Fast food chain Red Rooster has been ordered to repay more than $640,000 to staff members after a self-audit revealed approximately half of its workforce had been underpaid in 2011 and 2012. The affected staff members will now receive up to $3030 in backpay. The “takeaway” of this story is that you should always contact the Fair Work Ombudsman if you think you’re being underpaid.
Red Rooster self-audited the pay packets of 3140 employees across 106 of its franchise stores following a string of staff complaints to the Fair Work Ombudsman. The joint investigation found that every audited staff member had been underpaid a collective total of $645,253 between 2011 and 2012.
This is reportedly the largest figure paid out to underpaid staff since self-audits were instituted via the Proactive Compliance Deed. According to the Fair Work Ombudsman, a significant portion of the underpayments came from 16 Red Rooster outlets in Queensland and the Northern Territory.
In the Fair Work Ombudsman report, Red Rooster’s holding company stated that it was “never their intention” to underpay employees.
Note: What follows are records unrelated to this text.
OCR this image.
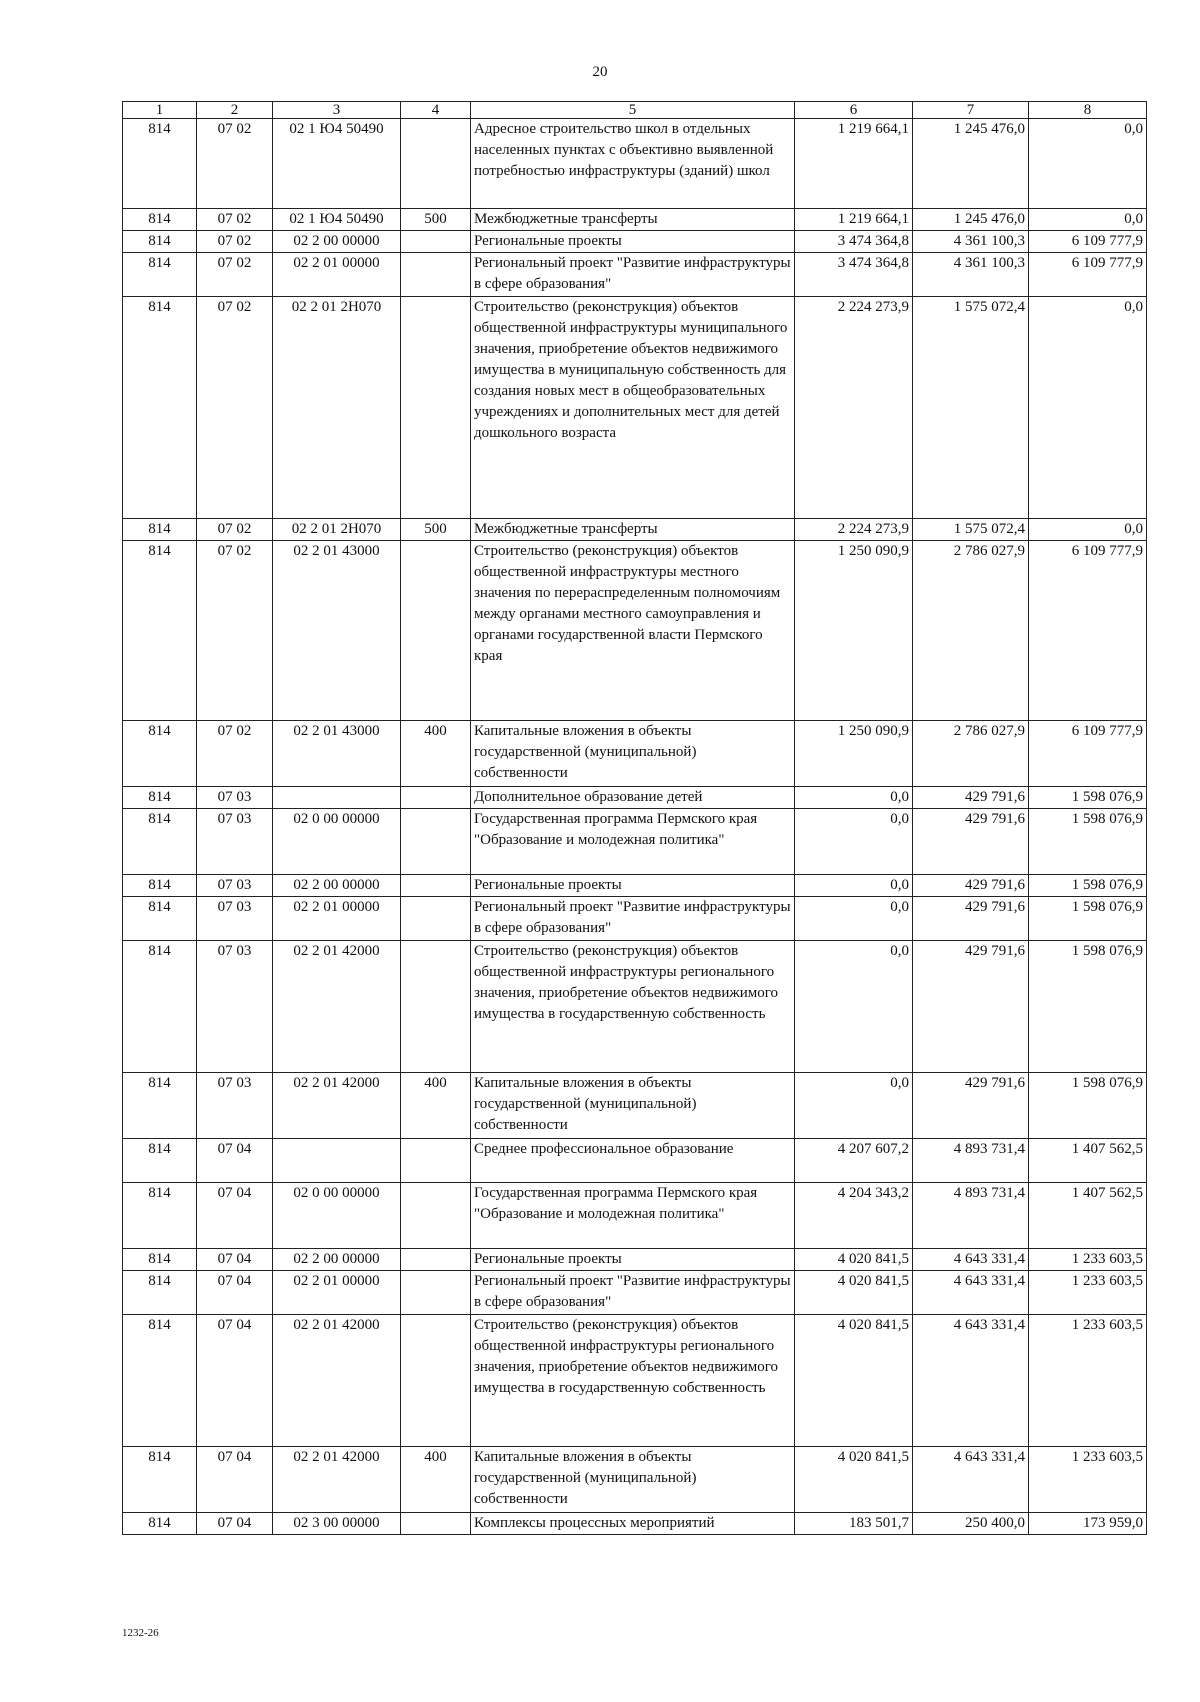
20
1	2	3	4	5	6	7	8
814	07 02	02 1 Ю4 50490		Адресное строительство школ в отдельных населенных пунктах с объективно выявленной потребностью инфраструктуры (зданий) школ	1 219 664,1	1 245 476,0	0,0
814	07 02	02 1 Ю4 50490	500	Межбюджетные трансферты	1 219 664,1	1 245 476,0	0,0
814	07 02	02 2 00 00000		Региональные проекты	3 474 364,8	4 361 100,3	6 109 777,9
814	07 02	02 2 01 00000		Региональный проект "Развитие инфраструктуры в сфере образования"	3 474 364,8	4 361 100,3	6 109 777,9
814	07 02	02 2 01 2Н070		Строительство (реконструкция) объектов общественной инфраструктуры муниципального значения, приобретение объектов недвижимого имущества в муниципальную собственность для создания новых мест в общеобразовательных учреждениях и дополнительных мест для детей дошкольного возраста	2 224 273,9	1 575 072,4	0,0
814	07 02	02 2 01 2Н070	500	Межбюджетные трансферты	2 224 273,9	1 575 072,4	0,0
814	07 02	02 2 01 43000		Строительство (реконструкция) объектов общественной инфраструктуры местного значения по перераспределенным полномочиям между органами местного самоуправления и органами государственной власти Пермского края	1 250 090,9	2 786 027,9	6 109 777,9
814	07 02	02 2 01 43000	400	Капитальные вложения в объекты государственной (муниципальной) собственности	1 250 090,9	2 786 027,9	6 109 777,9
814	07 03			Дополнительное образование детей	0,0	429 791,6	1 598 076,9
814	07 03	02 0 00 00000		Государственная программа Пермского края "Образование и молодежная политика"	0,0	429 791,6	1 598 076,9
814	07 03	02 2 00 00000		Региональные проекты	0,0	429 791,6	1 598 076,9
814	07 03	02 2 01 00000		Региональный проект "Развитие инфраструктуры в сфере образования"	0,0	429 791,6	1 598 076,9
814	07 03	02 2 01 42000		Строительство (реконструкция) объектов общественной инфраструктуры регионального значения, приобретение объектов недвижимого имущества в государственную собственность	0,0	429 791,6	1 598 076,9
814	07 03	02 2 01 42000	400	Капитальные вложения в объекты государственной (муниципальной) собственности	0,0	429 791,6	1 598 076,9
814	07 04			Среднее профессиональное образование	4 207 607,2	4 893 731,4	1 407 562,5
814	07 04	02 0 00 00000		Государственная программа Пермского края "Образование и молодежная политика"	4 204 343,2	4 893 731,4	1 407 562,5
814	07 04	02 2 00 00000		Региональные проекты	4 020 841,5	4 643 331,4	1 233 603,5
814	07 04	02 2 01 00000		Региональный проект "Развитие инфраструктуры в сфере образования"	4 020 841,5	4 643 331,4	1 233 603,5
814	07 04	02 2 01 42000		Строительство (реконструкция) объектов общественной инфраструктуры регионального значения, приобретение объектов недвижимого имущества в государственную собственность	4 020 841,5	4 643 331,4	1 233 603,5
814	07 04	02 2 01 42000	400	Капитальные вложения в объекты государственной (муниципальной) собственности	4 020 841,5	4 643 331,4	1 233 603,5
814	07 04	02 3 00 00000		Комплексы процессных мероприятий	183 501,7	250 400,0	173 959,0
1232-26
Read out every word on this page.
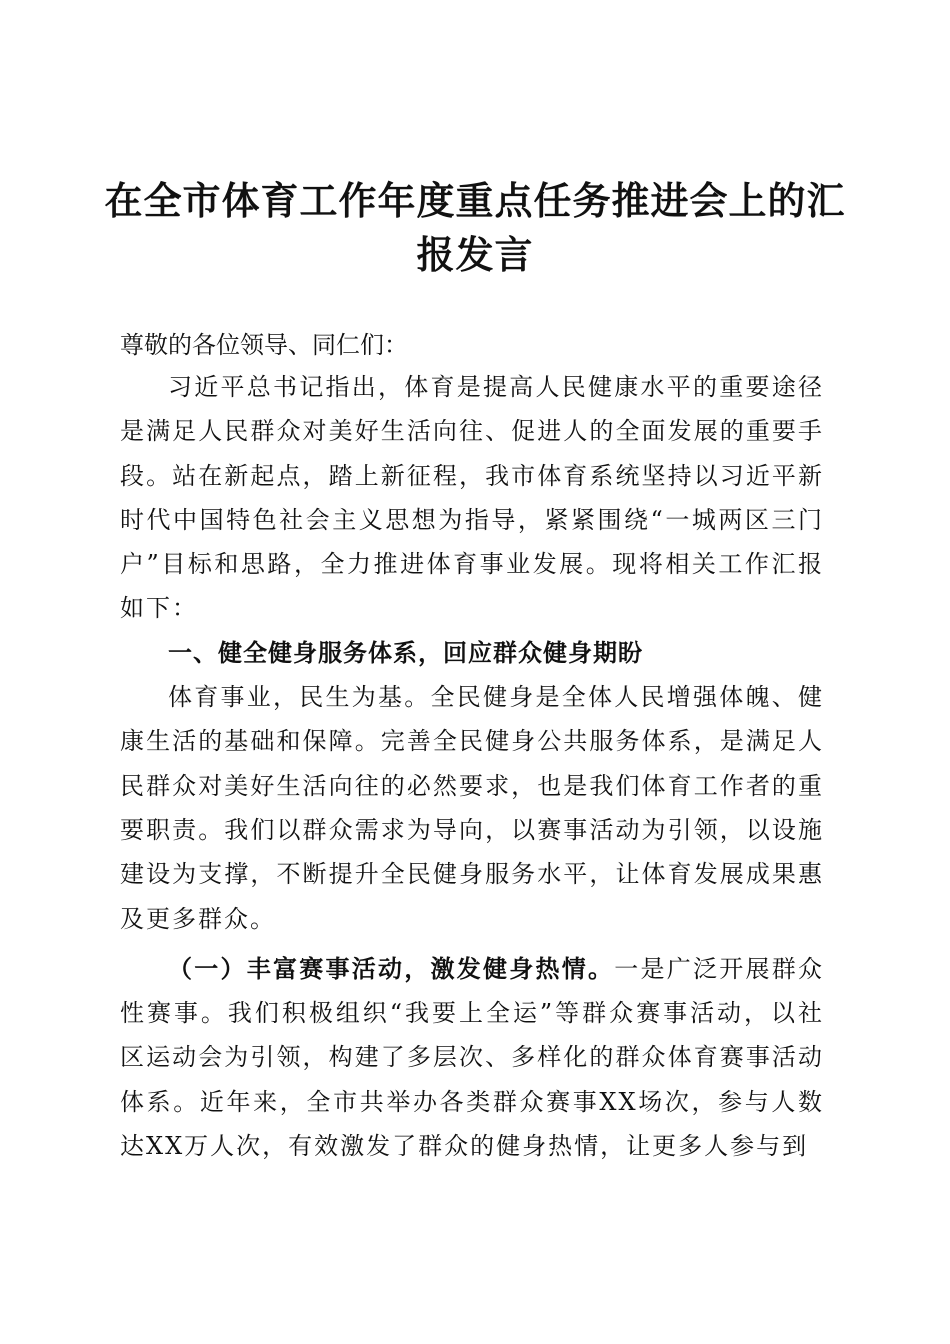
在全市体育工作年度重点任务推进会上的汇报发言

尊敬的各位领导、同仁们：

习近平总书记指出，体育是提高人民健康水平的重要途径是满足人民群众对美好生活向往、促进人的全面发展的重要手段。站在新起点，踏上新征程，我市体育系统坚持以习近平新时代中国特色社会主义思想为指导，紧紧围绕“一城两区三门户”目标和思路，全力推进体育事业发展。现将相关工作汇报如下：

一、健全健身服务体系，回应群众健身期盼

体育事业，民生为基。全民健身是全体人民增强体魄、健康生活的基础和保障。完善全民健身公共服务体系，是满足人民群众对美好生活向往的必然要求，也是我们体育工作者的重要职责。我们以群众需求为导向，以赛事活动为引领，以设施建设为支撑，不断提升全民健身服务水平，让体育发展成果惠及更多群众。

（一）丰富赛事活动，激发健身热情。一是广泛开展群众性赛事。我们积极组织“我要上全运”等群众赛事活动，以社区运动会为引领，构建了多层次、多样化的群众体育赛事活动体系。近年来，全市共举办各类群众赛事XX场次，参与人数达XX万人次，有效激发了群众的健身热情，让更多人参与到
All managers believed they were meeting their employer obligations under the Red Rooster Agreement 2009. We imagine this is of small solace to the thousands of staff who were short-changed — especially those who worked for the 23 outlets since placed into liquidation who are now unable to collect their unpaid wages.
This isn’t the first time a major Australian fast food outlet has been forced to repay staff following a self-audit: both McDonald’s and Domino’s Pizza have also signed Proactive Compliance Deeds. In 2012, McDonald’s was forced to repay $3142 in unpaid wages while Domino’s forked out $588,000. (McDonald’s most recent self-audit is still ongoing.)
“Many of the young people working in Red Rooster franchises would have had little, or no previous work experience, and limited knowledge of their lawful entitlements,” the Fair Work Ombudsman said in a statement.